L’ironie du regard noir s’accentua.

— Je crains que les propos si aimablement divulgués de M. de Voltaire n’aient compromis votre jugement. Si mon pays est « d’arpents de neige », il y fait aussi très chaud l’été. Mais je réponds à votre question. J’avais une douzaine d’années lorsque mon père périt dans une embuscade tendue par les Anglais. Il était le guide de M. Galaine, le frère aîné de M. Charles. M. Galaine était un homme juste et bon. Il se chargea de moi et me fit éduquer à ses frais. Quand les désastres s’accumulèrent, il décida de rentrer en France. Nous devions gagner l’escadre française. Une attaque d’Indiens à la solde des Anglais nous dispersa. Je portais Élodie, la fille de M. Claude. Je parvins à me dissimuler et gagnai Québec, où je pus la confier à des ursulines. Elles me crurent, car j’étais muni de papiers que m’avait confiés son père. Pendant dix-sept ans, j’ai exercé divers métiers ; cela me permit d’amasser la somme d’argent nécessaire pour payer un passage vers la France et ramener Élodie à ses parents, que je croyais encore vivants.

—  Quel âge aviez-vous au moment du drame ?

—   J’avais quinze ans et Élodie, quelques mois.

—   Mais j’ai interrompu votre récit. Poursuivez, je vous prie.

—   En dépit de la curiosité qui environnait cet Indien escortant une jeune fille et une vieille religieuse qui revenait en France et que les sœurs m’avaient imposée comme chaperon, le voyage se déroula sans encombre. La famille Galaine nous accueillit sans excès de chaleur. Mais si, par la suite, Élodie parut adoptée, il n’en fut pas de même pour moi.
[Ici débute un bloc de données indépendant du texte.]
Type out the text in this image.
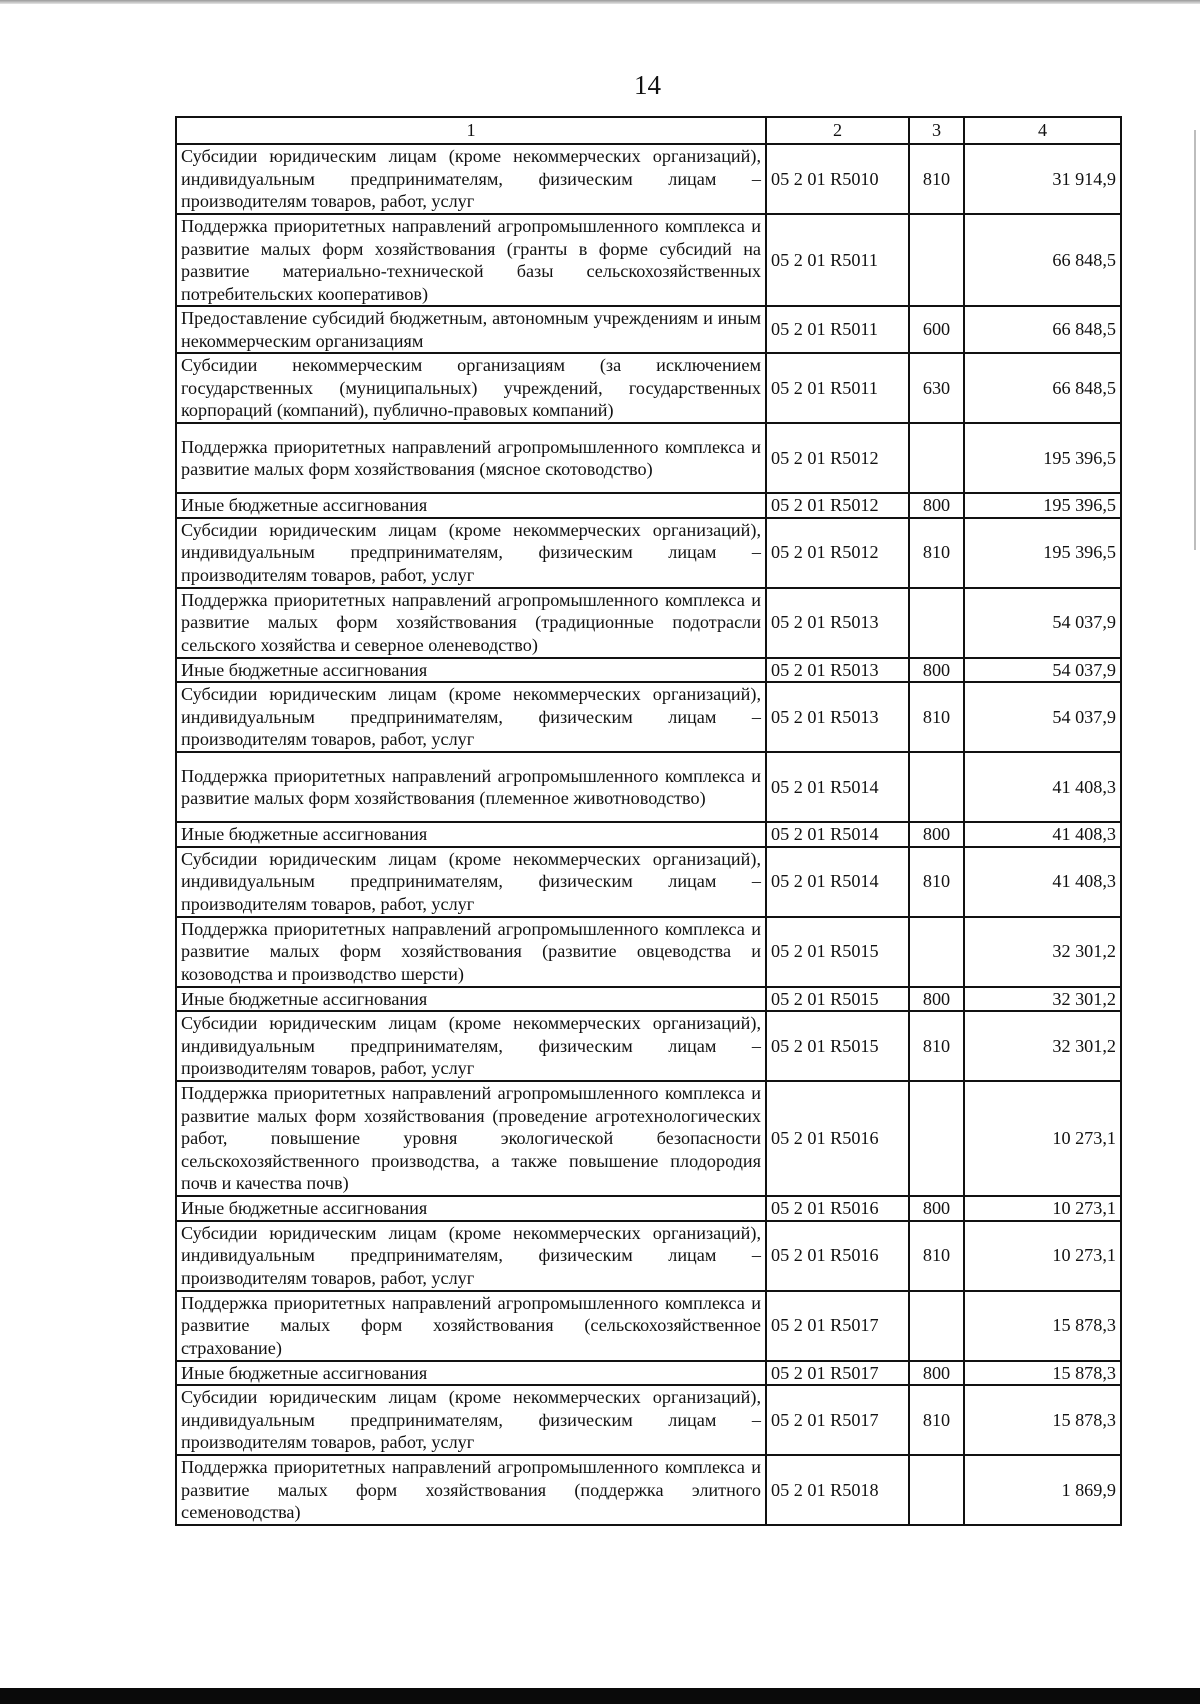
14
1	2	3	4
Субсидии юридическим лицам (кроме некоммерческих организаций), индивидуальным предпринимателям, физическим лицам – производителям товаров, работ, услуг	05 2 01 R5010	810	31 914,9
Поддержка приоритетных направлений агропромышленного комплекса и развитие малых форм хозяйствования (гранты в форме субсидий на развитие материально-технической базы сельскохозяйственных потребительских кооперативов)	05 2 01 R5011		66 848,5
Предоставление субсидий бюджетным, автономным учреждениям и иным некоммерческим организациям	05 2 01 R5011	600	66 848,5
Субсидии некоммерческим организациям (за исключением государственных (муниципальных) учреждений, государственных корпораций (компаний), публично-правовых компаний)	05 2 01 R5011	630	66 848,5
Поддержка приоритетных направлений агропромышленного комплекса и развитие малых форм хозяйствования (мясное скотоводство)	05 2 01 R5012		195 396,5
Иные бюджетные ассигнования	05 2 01 R5012	800	195 396,5
Субсидии юридическим лицам (кроме некоммерческих организаций), индивидуальным предпринимателям, физическим лицам – производителям товаров, работ, услуг	05 2 01 R5012	810	195 396,5
Поддержка приоритетных направлений агропромышленного комплекса и развитие малых форм хозяйствования (традиционные подотрасли сельского хозяйства и северное оленеводство)	05 2 01 R5013		54 037,9
Иные бюджетные ассигнования	05 2 01 R5013	800	54 037,9
Субсидии юридическим лицам (кроме некоммерческих организаций), индивидуальным предпринимателям, физическим лицам – производителям товаров, работ, услуг	05 2 01 R5013	810	54 037,9
Поддержка приоритетных направлений агропромышленного комплекса и развитие малых форм хозяйствования (племенное животноводство)	05 2 01 R5014		41 408,3
Иные бюджетные ассигнования	05 2 01 R5014	800	41 408,3
Субсидии юридическим лицам (кроме некоммерческих организаций), индивидуальным предпринимателям, физическим лицам – производителям товаров, работ, услуг	05 2 01 R5014	810	41 408,3
Поддержка приоритетных направлений агропромышленного комплекса и развитие малых форм хозяйствования (развитие овцеводства и козоводства и производство шерсти)	05 2 01 R5015		32 301,2
Иные бюджетные ассигнования	05 2 01 R5015	800	32 301,2
Субсидии юридическим лицам (кроме некоммерческих организаций), индивидуальным предпринимателям, физическим лицам – производителям товаров, работ, услуг	05 2 01 R5015	810	32 301,2
Поддержка приоритетных направлений агропромышленного комплекса и развитие малых форм хозяйствования (проведение агротехнологических работ, повышение уровня экологической безопасности сельскохозяйственного производства, а также повышение плодородия почв и качества почв)	05 2 01 R5016		10 273,1
Иные бюджетные ассигнования	05 2 01 R5016	800	10 273,1
Субсидии юридическим лицам (кроме некоммерческих организаций), индивидуальным предпринимателям, физическим лицам – производителям товаров, работ, услуг	05 2 01 R5016	810	10 273,1
Поддержка приоритетных направлений агропромышленного комплекса и развитие малых форм хозяйствования (сельскохозяйственное страхование)	05 2 01 R5017		15 878,3
Иные бюджетные ассигнования	05 2 01 R5017	800	15 878,3
Субсидии юридическим лицам (кроме некоммерческих организаций), индивидуальным предпринимателям, физическим лицам – производителям товаров, работ, услуг	05 2 01 R5017	810	15 878,3
Поддержка приоритетных направлений агропромышленного комплекса и развитие малых форм хозяйствования (поддержка элитного семеноводства)	05 2 01 R5018		1 869,9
Que pouvais-je faire, seul, isolé, sans appui, sans famille, traité comme moins que rien, tant par les Galaine que par leur domesticité que mon apparence effrayait ?
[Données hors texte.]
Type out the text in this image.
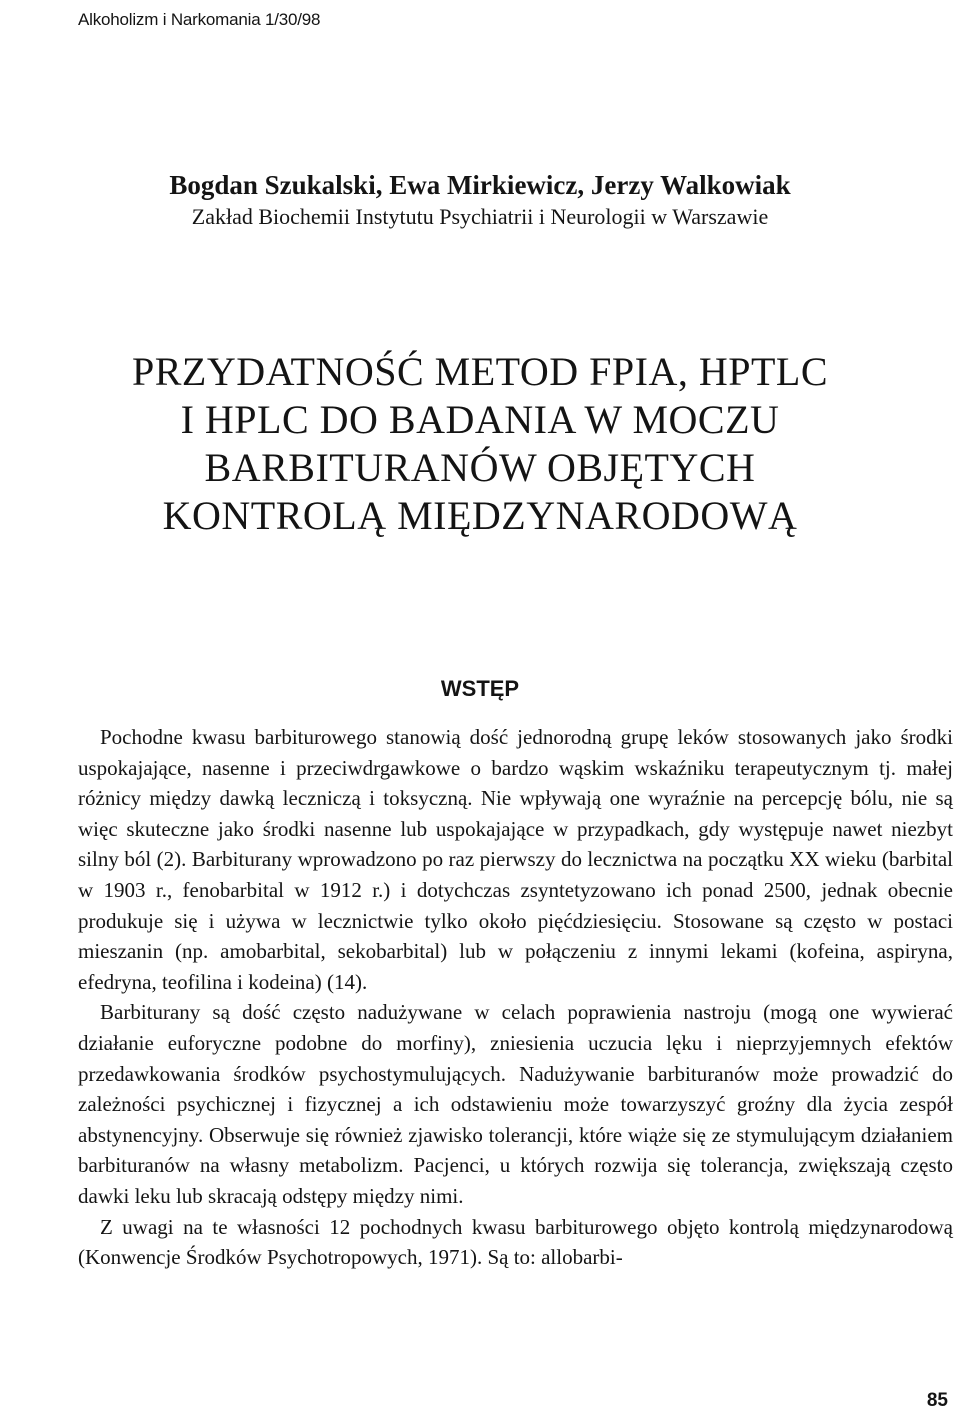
Alkoholizm i Narkomania 1/30/98
Bogdan Szukalski, Ewa Mirkiewicz, Jerzy Walkowiak
Zakład Biochemii Instytutu Psychiatrii i Neurologii w Warszawie
PRZYDATNOŚĆ METOD FPIA, HPTLC
I HPLC DO BADANIA W MOCZU
BARBITURANÓW OBJĘTYCH
KONTROLĄ MIĘDZYNARODOWĄ
WSTĘP

Pochodne kwasu barbiturowego stanowią dość jednorodną grupę leków stosowanych jako środki uspokajające, nasenne i przeciwdrgawkowe o bardzo wąskim wskaźniku terapeutycznym tj. małej różnicy między dawką leczniczą i toksyczną. Nie wpływają one wyraźnie na percepcję bólu, nie są więc skuteczne jako środki nasenne lub uspokajające w przypadkach, gdy występuje nawet niezbyt silny ból (2). Barbiturany wprowadzono po raz pierwszy do lecznictwa na początku XX wieku (barbital w 1903 r., fenobarbital w 1912 r.) i dotychczas zsyntetyzowano ich ponad 2500, jednak obecnie produkuje się i używa w lecznictwie tylko około pięćdziesięciu. Stosowane są często w postaci mieszanin (np. amobarbital, sekobarbital) lub w połączeniu z innymi lekami (kofeina, aspiryna, efedryna, teofilina i kodeina) (14).

Barbiturany są dość często nadużywane w celach poprawienia nastroju (mogą one wywierać działanie euforyczne podobne do morfiny), zniesienia uczucia lęku i nieprzyjemnych efektów przedawkowania środków psychostymulujących. Nadużywanie barbituranów może prowadzić do zależności psychicznej i fizycznej a ich odstawieniu może towarzyszyć groźny dla życia zespół abstynencyjny. Obserwuje się również zjawisko tolerancji, które wiąże się ze stymulującym działaniem barbituranów na własny metabolizm. Pacjenci, u których rozwija się tolerancja, zwiększają często dawki leku lub skracają odstępy między nimi.

Z uwagi na te własności 12 pochodnych kwasu barbiturowego objęto kontrolą międzynarodową (Konwencje Środków Psychotropowych, 1971). Są to: allobarbi-

85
Il fît un geste vers son visage ; Nicolas nota les poings serrés.

—  Je suis fils de chef. Naganda est fils de chef.

Il paraissait vouloir s’en persuader. Il recroisa les bras et se tut. Ce que Nicolas venait d’entendre l’avait touché, le reportant de plusieurs années en arrière, lors de sa propre arrivée dans la capitale du royaume. Lui aussi avait mesuré sa solitude. Un affreux sentiment d’abandon le ressaisit à cette pensée.

 — Pourriez-vous maintenant m’expliquer dans le détail comment, à moitié nu, vous en êtes venu à ces mauvaises rencontres sur le quai de la Mégisserie ?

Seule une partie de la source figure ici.